A Singular Kind of Eugenics

Posted by Pete Shanks June 16, 2010
Biopolitical Times

One persistent aspect of techno-utopianism is a refusal to learn from the human past. Proponents keep making up brand-new labels for what are fundamentally the same old attitudes.

At the weekend, the New York Times devoted a couple of pages and 5000 words to Singularity University (SU). As we noted last summer, this is not a university and not even about Singularity. It's a corporate networking and seminar operation, and most of the clients attending its latest course were primarily interested in "figuring out their next business venture or where they wanted to invest." But the money behind the venture is certainly coming from people -- including several of those who made fortunes from Google, and the company itself -- devoted to the latest techno-utopian fantasies.

There are some interesting omissions from the article. One is the term transhuman, which is never mentioned. There is a quote from James Hughes, the former secretary of the former World Transhumanist Association (WTA), but he and they have rebranded themselves. (Hughes is with the Institute for Ethics and Emerging Technologies; the WTA, which roughly replaced the Extropy Institute, is now Humanity Plus, though the magazine H+ has already ceased publication.) That did not, however, stop commentators, including the Times' own Ross Douthat, who links to Roger Scruton, and Wesley Smith, from explicitly discussing the protagonists as transhumanist. Apparently the rebranding has yet to succeed completely.

There is an almost casual reference to "a future where humans break off into two species: the Haves, who have superior intelligence and can live for hundreds of years, and the Have-Nots, who are hampered by their antiquated, corporeal forms and beliefs." (Lee Silver used the terms GenRich and Naturals to describe something very like this, but that was back in 1997 -- before Google was even, pardon the pun, incorporated -- so new labels are required.) The article continues:

Of course, some people will opt for inadequacy, while others will have inadequacy thrust upon them. Critics find such scenarios unnerving because the keys to the next phase of evolution may be beyond the grasp of most people.

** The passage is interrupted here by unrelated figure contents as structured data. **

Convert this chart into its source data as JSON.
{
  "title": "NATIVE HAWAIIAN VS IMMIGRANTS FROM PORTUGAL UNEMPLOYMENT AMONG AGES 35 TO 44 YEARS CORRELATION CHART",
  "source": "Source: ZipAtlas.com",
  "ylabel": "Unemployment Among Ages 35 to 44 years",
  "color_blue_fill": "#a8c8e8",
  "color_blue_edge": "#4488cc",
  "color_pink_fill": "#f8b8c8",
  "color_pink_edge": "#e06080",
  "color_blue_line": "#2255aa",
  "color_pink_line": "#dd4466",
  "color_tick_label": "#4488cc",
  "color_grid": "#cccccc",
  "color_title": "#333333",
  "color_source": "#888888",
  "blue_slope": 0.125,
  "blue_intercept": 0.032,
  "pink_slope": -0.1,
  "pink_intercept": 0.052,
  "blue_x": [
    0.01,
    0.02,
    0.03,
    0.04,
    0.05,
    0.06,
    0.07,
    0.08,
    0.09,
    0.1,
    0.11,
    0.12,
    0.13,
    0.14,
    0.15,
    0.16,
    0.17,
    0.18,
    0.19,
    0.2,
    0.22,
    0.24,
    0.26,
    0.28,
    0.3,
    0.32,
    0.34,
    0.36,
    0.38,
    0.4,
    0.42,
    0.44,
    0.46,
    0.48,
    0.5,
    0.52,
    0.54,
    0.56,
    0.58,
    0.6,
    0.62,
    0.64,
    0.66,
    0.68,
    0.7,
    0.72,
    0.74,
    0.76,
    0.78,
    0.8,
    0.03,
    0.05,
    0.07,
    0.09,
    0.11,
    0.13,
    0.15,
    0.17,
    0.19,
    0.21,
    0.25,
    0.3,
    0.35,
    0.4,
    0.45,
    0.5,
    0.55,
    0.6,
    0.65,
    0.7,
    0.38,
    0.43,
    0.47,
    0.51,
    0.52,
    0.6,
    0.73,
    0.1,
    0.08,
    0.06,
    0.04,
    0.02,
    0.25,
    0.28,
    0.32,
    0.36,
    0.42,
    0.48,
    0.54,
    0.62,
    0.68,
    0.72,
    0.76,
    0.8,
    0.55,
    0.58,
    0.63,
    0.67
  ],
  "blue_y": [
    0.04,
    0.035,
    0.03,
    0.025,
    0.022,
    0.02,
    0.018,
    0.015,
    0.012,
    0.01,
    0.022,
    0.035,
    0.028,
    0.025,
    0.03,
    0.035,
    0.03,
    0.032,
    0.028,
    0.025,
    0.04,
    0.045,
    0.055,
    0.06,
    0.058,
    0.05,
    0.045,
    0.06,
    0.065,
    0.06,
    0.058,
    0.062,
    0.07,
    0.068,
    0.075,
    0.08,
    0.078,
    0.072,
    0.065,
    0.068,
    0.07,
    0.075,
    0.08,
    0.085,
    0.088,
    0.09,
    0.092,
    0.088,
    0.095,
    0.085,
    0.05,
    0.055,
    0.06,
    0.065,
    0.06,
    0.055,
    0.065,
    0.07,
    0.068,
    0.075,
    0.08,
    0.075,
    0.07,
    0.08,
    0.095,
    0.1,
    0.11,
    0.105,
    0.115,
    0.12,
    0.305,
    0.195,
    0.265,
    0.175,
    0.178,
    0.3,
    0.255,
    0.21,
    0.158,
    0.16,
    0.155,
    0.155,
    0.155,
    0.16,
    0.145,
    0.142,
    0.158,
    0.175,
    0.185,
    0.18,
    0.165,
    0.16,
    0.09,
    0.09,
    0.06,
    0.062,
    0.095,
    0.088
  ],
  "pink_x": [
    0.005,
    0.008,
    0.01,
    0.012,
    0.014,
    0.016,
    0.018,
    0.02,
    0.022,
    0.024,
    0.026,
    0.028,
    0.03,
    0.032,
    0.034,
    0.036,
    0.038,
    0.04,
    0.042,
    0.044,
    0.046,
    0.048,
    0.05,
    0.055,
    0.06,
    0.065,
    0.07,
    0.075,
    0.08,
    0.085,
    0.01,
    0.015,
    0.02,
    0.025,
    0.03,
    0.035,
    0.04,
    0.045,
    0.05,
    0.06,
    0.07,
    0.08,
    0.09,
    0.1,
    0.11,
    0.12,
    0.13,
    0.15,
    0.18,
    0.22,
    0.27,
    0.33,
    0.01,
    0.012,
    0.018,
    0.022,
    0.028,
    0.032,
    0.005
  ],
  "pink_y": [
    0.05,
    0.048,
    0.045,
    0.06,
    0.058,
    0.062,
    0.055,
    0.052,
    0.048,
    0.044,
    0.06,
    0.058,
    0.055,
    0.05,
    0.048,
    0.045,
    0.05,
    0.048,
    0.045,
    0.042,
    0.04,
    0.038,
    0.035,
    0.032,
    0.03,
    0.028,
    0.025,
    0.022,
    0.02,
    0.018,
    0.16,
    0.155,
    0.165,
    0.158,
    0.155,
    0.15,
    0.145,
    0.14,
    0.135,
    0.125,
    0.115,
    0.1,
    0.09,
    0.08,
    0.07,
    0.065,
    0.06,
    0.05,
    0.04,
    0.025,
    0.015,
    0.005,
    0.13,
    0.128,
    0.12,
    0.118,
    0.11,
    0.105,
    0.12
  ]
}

Well, some critics actually object because this entire approach to the future reeks of self-indulgent privilege, greed and exploitation. But there is a deeper and more important point to be made.

Another term that is not included in the article is eugenics. Arguably, this is because there is in fact no proposal to "improve" humanity, merely a goal of "transcending" it. But that's nit-picking. The eugenic impulse has always been one of control, of domination, of decisive intervention into the human condition, by the powerful of this world (who see themselves as deserving, intelligent and fundamentally moral) on behalf of the deserving, intelligent and fundamentally moral.

Modern techno-utopians may not call themselves aristocrats, but they are -- at best -- following the same principles of paternalistic governance. There are those, however, who seem to have given up on the unwashed masses. Andrew Orlowski, a techie journalist who is a long-standing critic of "utopian nonsense," says:

"The Singularity ... is rich people building a lifeboat and getting off the ship."

For some of them, that's a metaphor; for others, it's actually a plan. Billionaire Singularity enthusiast Peter Thiel (PayPal, Facebook) has tossed half a million bucks to the idea of "seasteading" -- building new off-shore city-states.

Techno-utopians are the heirs to the eugenic tradition. Their methods are not those of Francis Galton, who advocated the breeding of aristocrats, nor are they those of the Eugenics Movement of the early 20th century, with its advocacy of selective sterilization. But the dissatisfaction with the human condition and the determination to overcome it is the same. Some of these people are rich, smart, powerful and dangerous. They may be fun and they may be friendly -- they may even be out to save the planet -- but they definitely bear watching.